Katsudon has been enjoying steamed fish Chinese style for a number of years now. I remember a scrumptious steamed fish in some Chinese restaurant a long time ago -I think it could have been a steamed Murray cod steamed with julienned ginger, spring onion and lots of yummy sauce! Katsudon LOVES drowning her rice in sauce! Since then I’ve tried heaps of times to emulate that dish and usually with mixed results. My favourite fish to steam have been Murray cod (difficult to find now that you can’t farm it any more - or is that can’t catch the wild fish commercially?), jade perch (a nice small fish, really great for two people, with a thick layer of fish fat - yummy and good for you!), and more recently barramundi. I have also steamed a whole coral trout once, but it was horribly expensive!!

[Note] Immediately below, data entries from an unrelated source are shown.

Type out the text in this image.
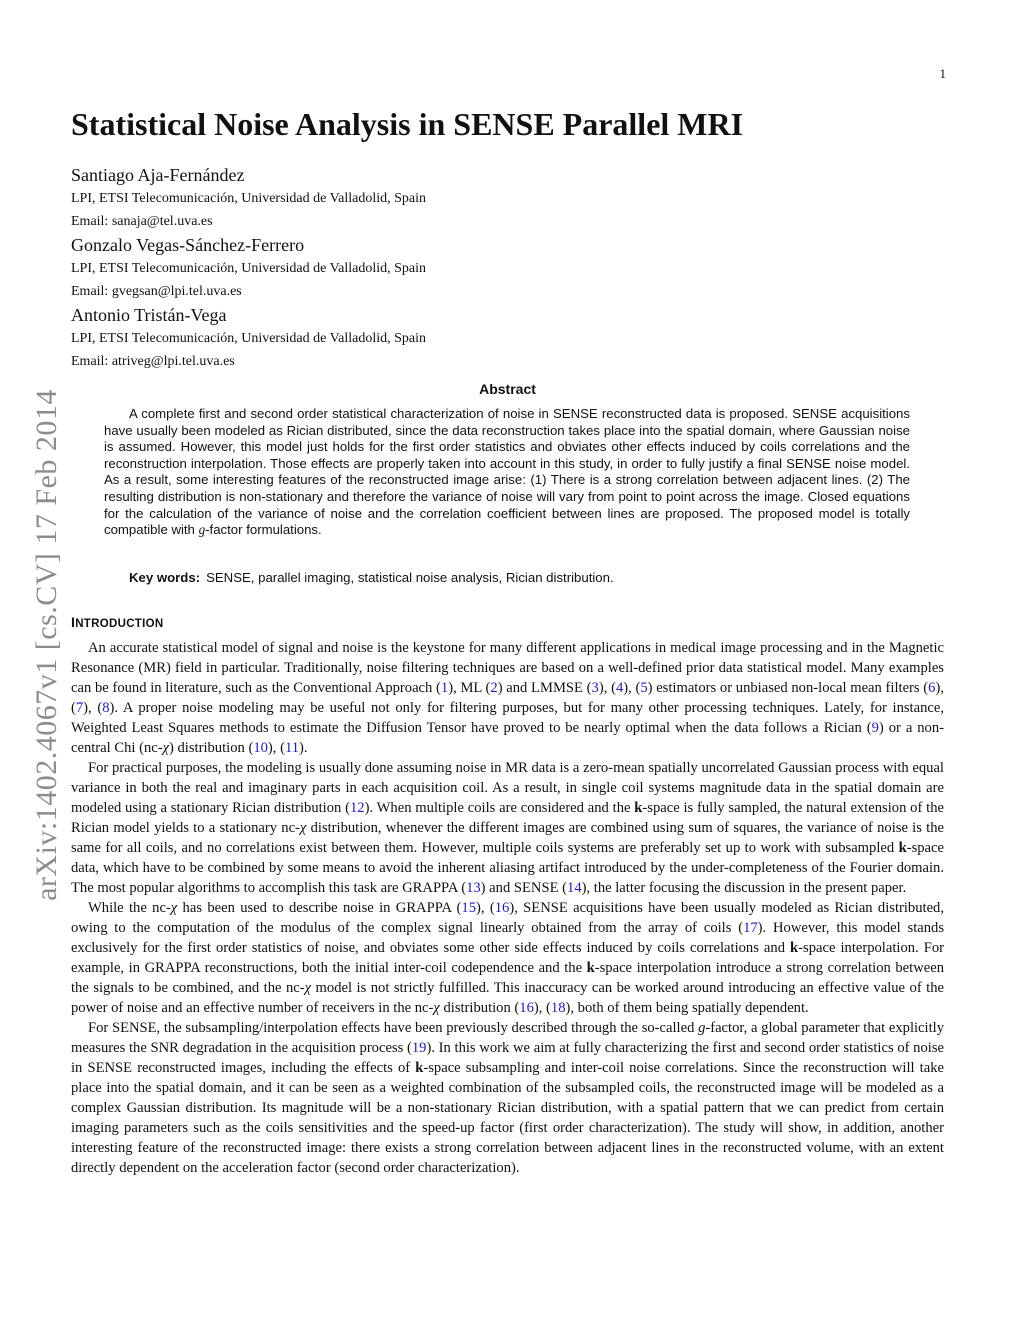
1
arXiv:1402.4067v1 [cs.CV] 17 Feb 2014
Statistical Noise Analysis in SENSE Parallel MRI

Santiago Aja-Fernández

LPI, ETSI Telecomunicación, Universidad de Valladolid, Spain

Email: sanaja@tel.uva.es

Gonzalo Vegas-Sánchez-Ferrero

LPI, ETSI Telecomunicación, Universidad de Valladolid, Spain

Email: gvegsan@lpi.tel.uva.es

Antonio Tristán-Vega

LPI, ETSI Telecomunicación, Universidad de Valladolid, Spain

Email: atriveg@lpi.tel.uva.es

Abstract

A complete first and second order statistical characterization of noise in SENSE reconstructed data is proposed. SENSE acquisitions have usually been modeled as Rician distributed, since the data reconstruction takes place into the spatial domain, where Gaussian noise is assumed. However, this model just holds for the first order statistics and obviates other effects induced by coils correlations and the reconstruction interpolation. Those effects are properly taken into account in this study, in order to fully justify a final SENSE noise model. As a result, some interesting features of the reconstructed image arise: (1) There is a strong correlation between adjacent lines. (2) The resulting distribution is non-stationary and therefore the variance of noise will vary from point to point across the image. Closed equations for the calculation of the variance of noise and the correlation coefficient between lines are proposed. The proposed model is totally compatible with g-factor formulations.

Key words: SENSE, parallel imaging, statistical noise analysis, Rician distribution.
INTRODUCTION

An accurate statistical model of signal and noise is the keystone for many different applications in medical image processing and in the Magnetic Resonance (MR) field in particular. Traditionally, noise filtering techniques are based on a well-defined prior data statistical model. Many examples can be found in literature, such as the Conventional Approach (1), ML (2) and LMMSE (3), (4), (5) estimators or unbiased non-local mean filters (6), (7), (8). A proper noise modeling may be useful not only for filtering purposes, but for many other processing techniques. Lately, for instance, Weighted Least Squares methods to estimate the Diffusion Tensor have proved to be nearly optimal when the data follows a Rician (9) or a non-central Chi (nc-χ) distribution (10), (11).

For practical purposes, the modeling is usually done assuming noise in MR data is a zero-mean spatially uncorrelated Gaussian process with equal variance in both the real and imaginary parts in each acquisition coil. As a result, in single coil systems magnitude data in the spatial domain are modeled using a stationary Rician distribution (12). When multiple coils are considered and the k-space is fully sampled, the natural extension of the Rician model yields to a stationary nc-χ distribution, whenever the different images are combined using sum of squares, the variance of noise is the same for all coils, and no correlations exist between them. However, multiple coils systems are preferably set up to work with subsampled k-space data, which have to be combined by some means to avoid the inherent aliasing artifact introduced by the under-completeness of the Fourier domain. The most popular algorithms to accomplish this task are GRAPPA (13) and SENSE (14), the latter focusing the discussion in the present paper.

While the nc-χ has been used to describe noise in GRAPPA (15), (16), SENSE acquisitions have been usually modeled as Rician distributed, owing to the computation of the modulus of the complex signal linearly obtained from the array of coils (17). However, this model stands exclusively for the first order statistics of noise, and obviates some other side effects induced by coils correlations and k-space interpolation. For example, in GRAPPA reconstructions, both the initial inter-coil codependence and the k-space interpolation introduce a strong correlation between the signals to be combined, and the nc-χ model is not strictly fulfilled. This inaccuracy can be worked around introducing an effective value of the power of noise and an effective number of receivers in the nc-χ distribution (16), (18), both of them being spatially dependent.

For SENSE, the subsampling/interpolation effects have been previously described through the so-called g-factor, a global parameter that explicitly measures the SNR degradation in the acquisition process (19). In this work we aim at fully characterizing the first and second order statistics of noise in SENSE reconstructed images, including the effects of k-space subsampling and inter-coil noise correlations. Since the reconstruction will take place into the spatial domain, and it can be seen as a weighted combination of the subsampled coils, the reconstructed image will be modeled as a complex Gaussian distribution. Its magnitude will be a non-stationary Rician distribution, with a spatial pattern that we can predict from certain imaging parameters such as the coils sensitivities and the speed-up factor (first order characterization). The study will show, in addition, another interesting feature of the reconstructed image: there exists a strong correlation between adjacent lines in the reconstructed volume, with an extent directly dependent on the acceleration factor (second order characterization).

Katsudon used to go to Pacific House on Victoria St in Richmond where you can buy live fish. You choose your fish and they fish it out using a net and place it, flapping madly around, on the weighing scales. Then they kill the fish and gut and scale it and off you go. Be warned though - sometimes the fish keeps intermittently flapping around once it’s handed back to you! This can happen for up to ten or fifteen minutes!

We go to Prahran Markets now and always go to the same fishmonger - I’m not sure why - maybe because they do seem to have the largest range of fish and seafood (They even have Uni! Sea urchin!) or maybe because they are always so friendly. Anyway I’m not sure what they are called but they are on the corner!

I planned to steam a barramundi yesterday but there was none to be had so my fishmonger recommended a bream. About $15 a kilo so $8.70 for a fish for two people. I followed the instructions in one of my favourite cookbooks “Food of China”. The difference is that you don’t steam the fish with the ginger and spring onion. Well you steam it will a tablespoon of ginger, and a marinade of rice wine, soya sauce and sesame oil. When the fish is done (8 minutes for ours) you heat up some vegetable oil and sesame oil until it’s smoking, then you garnish the fish with sliced spring onion and julienned ginger and pour the oil over the fish. It makes a wonderful crackling and sizzling sound. Serve with lots of rice so you can spoon the sauce over it, taking care to avoid any bones!!

The bream was wonderful - the best fish we’ve had so far! The flesh was lovely, white and soft and smooth, and slightly sweet. There were few bones.

So we ate for less than $5 a person - a meal that might cost us more than $20 in a restaurant! Very easy and really quick to prepare and cook, just a bit of chopping at the beginning. Katsudon gives this five stars!